Blüthner
From Free net encyclopedia
←Older revision | Newer revision→
Bluthner is a piano-manufacturing company founded by Julius Bluthner in 1853 in Leipzig Germany. Early success occurred at exhibitions, conservatories and the concert stage. With further invention and innovations lead him to patent a ‘repetition action', and in 1873 the aliquot scaling patent of grand pianos. This added a fourth, sympathetic (‘aliquot’) string to each trichord group in the treble to enrich the piano's weakest register by enhancing the overtone spectrum of the instrument. The ALIQUOT string is runs parallel to the normal strings, but is elevated where the hammer strikes so that it is not struck directly, but vibrates in sympathy with the other strings
By 1885 they were the largest European piano manufacturer (Bechstein surpassed them in 1905). During World War II the factory was target bombed to ruin but was later rebuilt and opened at the same location. Unique to the great makers, the Bluthner family continues their 5th generation piano building tradition.
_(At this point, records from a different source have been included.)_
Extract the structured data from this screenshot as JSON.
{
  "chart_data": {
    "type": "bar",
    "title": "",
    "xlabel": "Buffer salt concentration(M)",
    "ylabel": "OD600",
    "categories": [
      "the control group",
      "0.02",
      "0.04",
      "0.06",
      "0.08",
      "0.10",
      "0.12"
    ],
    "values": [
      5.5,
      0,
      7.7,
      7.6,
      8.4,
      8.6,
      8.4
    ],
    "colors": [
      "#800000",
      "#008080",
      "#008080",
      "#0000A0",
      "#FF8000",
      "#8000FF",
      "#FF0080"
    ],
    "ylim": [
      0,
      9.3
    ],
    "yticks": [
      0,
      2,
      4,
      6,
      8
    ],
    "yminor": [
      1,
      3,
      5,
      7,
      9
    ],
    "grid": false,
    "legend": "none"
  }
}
Bluthner pianos are known around the world as among the finest. Bluthners' tone is particularly rich, romantic, colorful, musically balanced and has the longest sustain. Numerous royals, composers, conductors, artists, and performers have owned Bluthner pianos. They include Brahms, Bartok, Debussy, Reger, Wagner, Johann Strauss, Tchaikovsky, Shostakovich, Andrew Lloyd Webber, Wilhelm Kempff, Yehudi Menuhin, Wilhelm Furtwängler, and Marlene Dietrich. It has also found its place in pop-rock music, as shown in The Beatles' Let It Be album, which featured great use of the instrument (most notably, in the hits "Let It Be" and "The Long and Winding Road"). It was also used in the film "The Sting".
One of them was special lightweight made of aluminium for the Zeppelin LZ 129 Hindenburg. The first piano in flight and "air-concert" radio broadcast. It was destroyed in the above bombing.